Fast forward just over 10 months: happily ever after is not looking so very rosy anymore! Grant has on one notable occasion come home from a work function a tad more than tiddly....shock, horror ;-) I have realised that having to cook a meal every night, after a long day on my feet at work, is not much fun at all; particularly when the sight of red meat turns my stomach! I am pregnant and to say things are not going well, would be something of an understatement. We also just happen to be as poor as a couple of scrawny church mice. Read between the lines...... no fancy meals in romantic restaurants, gazing into one another's eyes. Oh dear!
The truth of the matter is that love, marriage and my "happy ending" turned out nothing like I expected. Life threw some very unexpected curve balls at Grant and I, we have never been particularly well off financially, we have dealt with a premature baby, job loss, infertility, two traumatic ectopic precnancies, the loss of my brother and for nearly 3 years we actually lived on separate continents. Things like this put strain on a marriage. We have not lived happily ever after, truly, we haven't.
But out of all of this we have crafted a life for ourselves that we feel comfortable with. It has taken many years and at times I have felt sadly disillusioned, but I am not that naive little girl anymore, I have matured and with that has come the understanding that we are the authors of our own happy endings.
Life is not all roses and bliss.
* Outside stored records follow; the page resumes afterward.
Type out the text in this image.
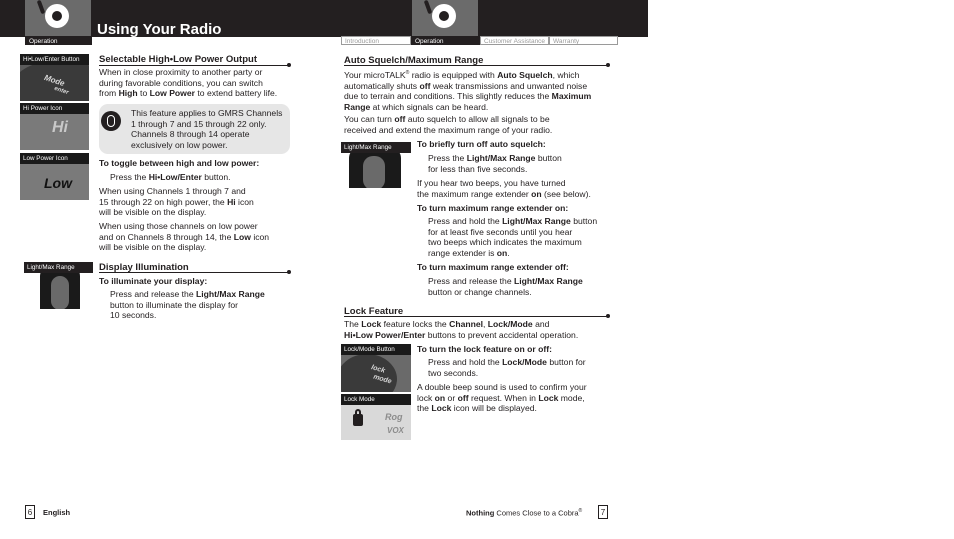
Using Your Radio
Operation	Introduction	Operation	Customer Assistance	Warranty
Mode
enter
Hi•Low/Enter Button
Hi
Hi Power Icon
Low
Low Power Icon
Light/Max Range
Selectable High•Low Power Output

When in close proximity to another party or

during favorable conditions, you can switch

from High to Low Power to extend battery life.

This feature applies to GMRS Channels

1 through 7 and 15 through 22 only.

Channels 8 through 14 operate

exclusively on low power.

To toggle between high and low power:

Press the Hi•Low/Enter button.

When using Channels 1 through 7 and

15 through 22 on high power, the Hi icon

will be visible on the display.

When using those channels on low power

and on Channels 8 through 14, the Low icon

will be visible on the display.

Display Illumination
To illuminate your display:

Press and release the Light/Max Range

button to illuminate the display for

10 seconds.

Auto Squelch/Maximum Range

Your microTALK® radio is equipped with Auto Squelch, which

automatically shuts off weak transmissions and unwanted noise

due to terrain and conditions. This slightly reduces the Maximum

Range at which signals can be heard.

You can turn off auto squelch to allow all signals to be

received and extend the maximum range of your radio.

Light/Max Range	To briefly turn off auto squelch:

Press the Light/Max Range button

for less than five seconds.

If you hear two beeps, you have turned

the maximum range extender on (see below).

To turn maximum range extender on:

Press and hold the Light/Max Range button

for at least five seconds until you hear

two beeps which indicates the maximum

range extender is on.

To turn maximum range extender off:

Press and release the Light/Max Range

button or change channels.

Lock Feature

The Lock feature locks the Channel, Lock/Mode and

Hi•Low Power/Enter buttons to prevent accidental operation.

lock
mode
Lock/Mode Button
Rog
VOX
Lock Mode
To turn the lock feature on or off:

Press and hold the Lock/Mode button for

two seconds.

A double beep sound is used to confirm your

lock on or off request. When in Lock mode,

the Lock icon will be displayed.

6	English	Nothing Comes Close to a Cobra®	7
Life frequently sucks, to be frank. What matters is how we deal with the bad times. Do we allow them to shape us into something better than what we were before, or do we crumple under the pressure and stay down. Believe me there have been times when I have stayed down for a while! But eventually I have pulled myself up from rock bottom and determinedly carried on. The bottom line is I am striving to make my life something good. I am seeking out happiness every single day. Who cares about the ending, I'm not looking for a happy ending! I want to be happy today and tomorrow and for the forseeable future and only I have the power to make that happen.